Veuillez, Madame et Messieurs les Sénateurs, recevoir l'expression de tout notre espoir, de notre gratitude, et de notre haute considération.

Albert Salon, docteur d'État ès lettres, ancien Ambassadeur, président d'Avenir de la langue française et du Forum francophone international (FFI-France), vice-président de Droit de comprendre, administrateur de l'Association francophone d'Amitié et de Liaison (AFAL), du Forum pour la France (FPF), de l'Union des Gaullistes de France (UGF), et du Cercle Nation et République (CNR).


Démarche du syndicat ALTER des pilotes d'Air France

Sur le fond : En quoi l’usage d’une documentation technique en anglais améliore la sécurité des vols lorsque celle-ci est utilisée par des pilotes dont la langue maternelle est en français ?

Sur le mémoire d’Air France : Contredisant l’affirmation d’air France, la plupart des documents techniques en vigueur à Air France sont en langue Française. Et cela même pour ceux concernant les avions de construction américaine comme le Boeing 747/400 !

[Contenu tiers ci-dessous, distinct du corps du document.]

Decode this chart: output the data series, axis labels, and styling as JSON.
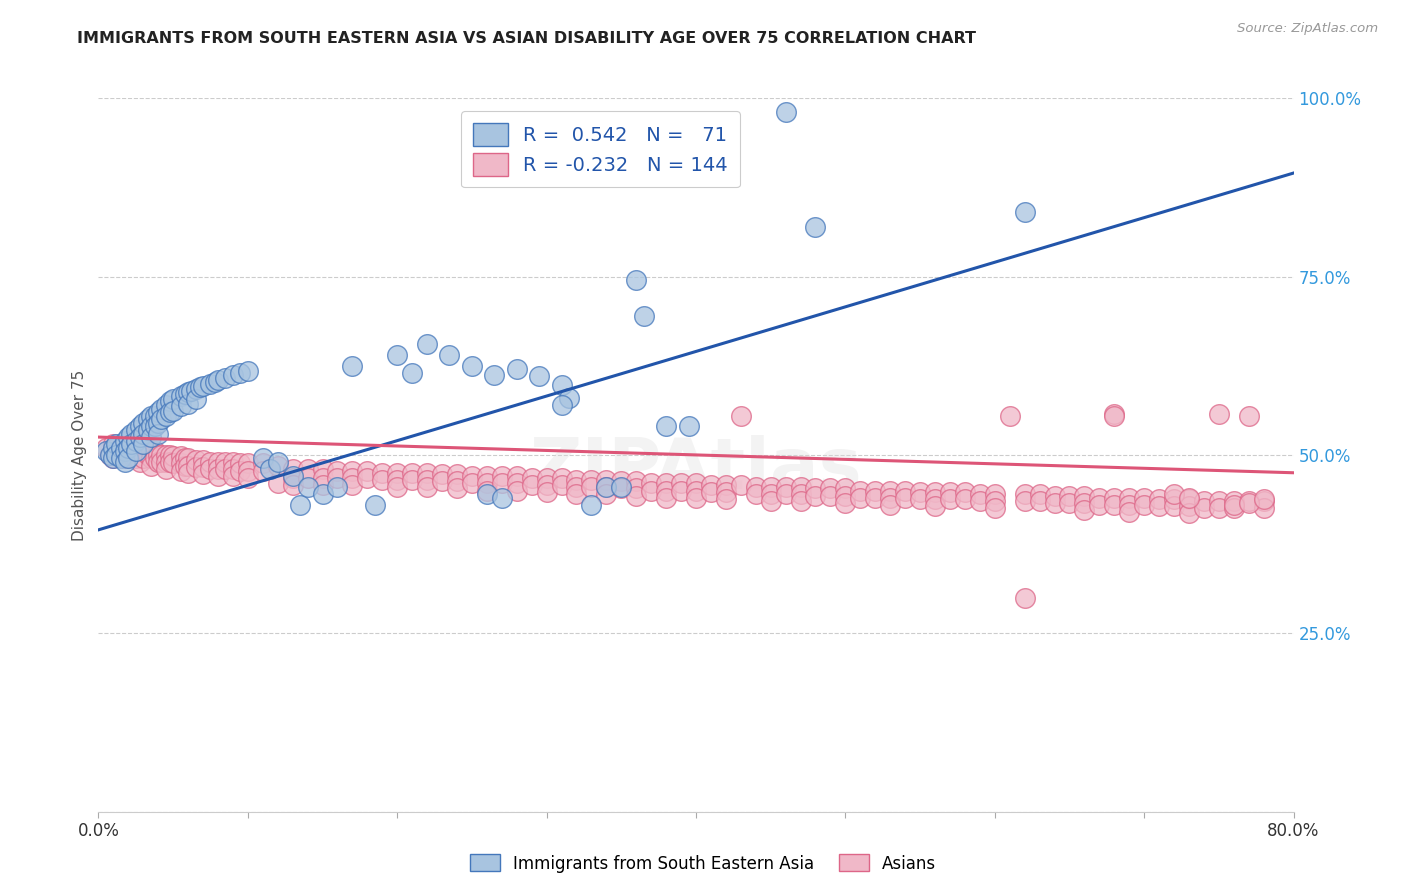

Il est donc fallacieux d’avancer la sécurité des vols et justifier du caractère international et de sa soumission à des règles techniques uniformes qu’Air France utilise les documents concernés par cette cassation en langue anglaise.

S’agissant des manuels d’utilisation Boeing :
Air France utilise des Boeing 777 et des Boeing 747/400. Pour les Boeing 747/400 les manuels d’utilisation sont en langue française. Pour les Boeing 777 seule la troisième partie du manuel d’utilisation (il y a trois parties) est en langue anglaise. AIR France supporte donc bien la majeure partie de la traduction des manuels d’utilisation des Boeing qu’elle utilise.

S’agissant des fiches ATLAS, certaines parties de ces fiches sont en langue française. Contredisant par la même l’affirmation que ces fiches sont en langue anglaise.

S’agissant des manuels d’utilisation des aéronefs fabriqués par la société Boeing, celui du 747/400 est entièrement en langue française et celui du 777 n’a qu’une de ses trois parties qui est en langue anglaise. (Il est à noter qu’Air France exploite des Boeing 777 et des Boeing 747/400)

S’agissant de la convention de Chicago :
Il est utile de noter que dans sa note citée en annexe (pièce 1) en page 6 l’Organisation de l’Aviation Civile Internationale demande que les pilotes doivent prouver leurs compétences linguistiques également dans la langue de la station sol.
De plus, il est utile de rappeler que les langues officiellement reconnues par l’OACI sont l’anglais, le français, le russe et l’espagnol et cela dès 1968 (pièce 2).

S’agissant de la convention de Chicago, nous voyons qu’à chaque article anglais correspond son homologue en français, ce qui traduit bien la volonté des législateurs de faire perdurer cette langue comme langue internationale utilisée en aviation civile.
De plus, contrairement à ce que voudrait faire croire Air France, les articles 28 et 37 de la convention de Chicago, concernent effectivement les services de communications, mais qu’à aucun moment ces articles n’imposent la langue anglaise (pièce 3).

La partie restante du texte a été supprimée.